The order came too late. The car was pushed over onto its roof, which buckled under the impact. The remaining windows blew inwards, the glove-compartment spilled its contents. Tumbling in a hail of trash, Grillo's instincts overtook his conscious thought, and he drew the baby into his arms as he fell. His frail body snapped and tore. He felt something in his belly and chest, like a sudden dyspepsia.
Then the vehicle rocked to a halt, and there was something close to silence. For a moment he thought the child was dead, but it seemed she was simply shocked into silence, because he heard her ragged breathing close to him in the darkness.
He was upside-down, his legs akimbo, and something hot was running down his body from his groin. He smelled it now, sharp and familiar. He was pissing himself. Very gingerly he tried to shift himself, but there was something preventing him doing so. He reached up to his chest and his fingers found a spike of wet metal sticking out of his body a few inches behind his left clavicle. It gave him no pain, though there was little doubt he was skewered from back to front.
"Oh Lord he said to himself, very softly, then bly reached out towards the source of Amy's breathing. motion seemed to take an age. He had time, while he ached and reached, to think of Tesla and hope she would be spared the sight of him like this. She had endured so much and after all her searching and suffering had gained so very little.

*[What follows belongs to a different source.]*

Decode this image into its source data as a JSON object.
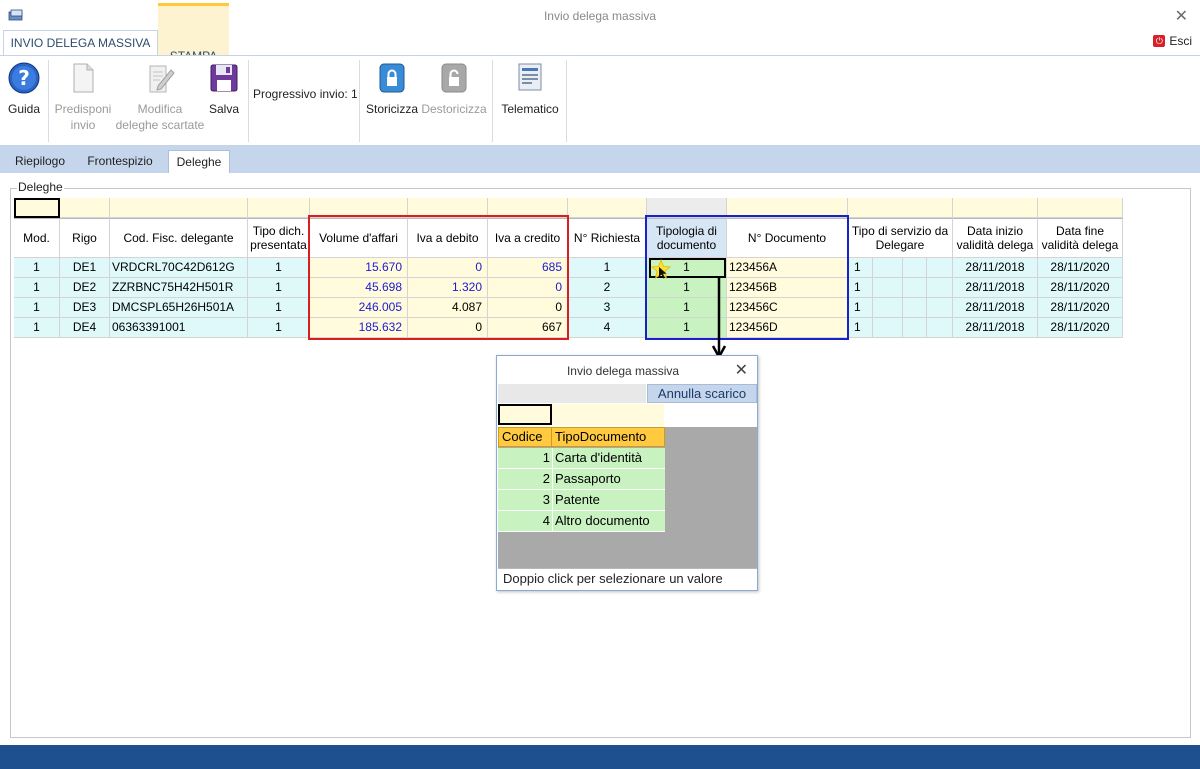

His fingers had found Amy's face, and inch by inch he passed his hand over her tiny body. His hand was becoming numb, but as far as he could gather she was not bloodied, which was some comfort. Then, as he once again reached up to her face she took hold of his finger and grasped it.
He was astonished at her strength. Delighted too, for it surely meant she'd not sustained any significant harm. He demanded his body draw a little extra breath, and his muscles obliged him. He drew a sip of air into his seeping lungs, enough for a word or two.
He used it wisely.
"I'm here," he said to Amy, and died so quietly she didn't know he'd gone.
Even before they rounded the corner Tesla heard the ghost's cacophony: a rising wail of complaint. She pulled the bike over, and parked on the curve, just out of sight.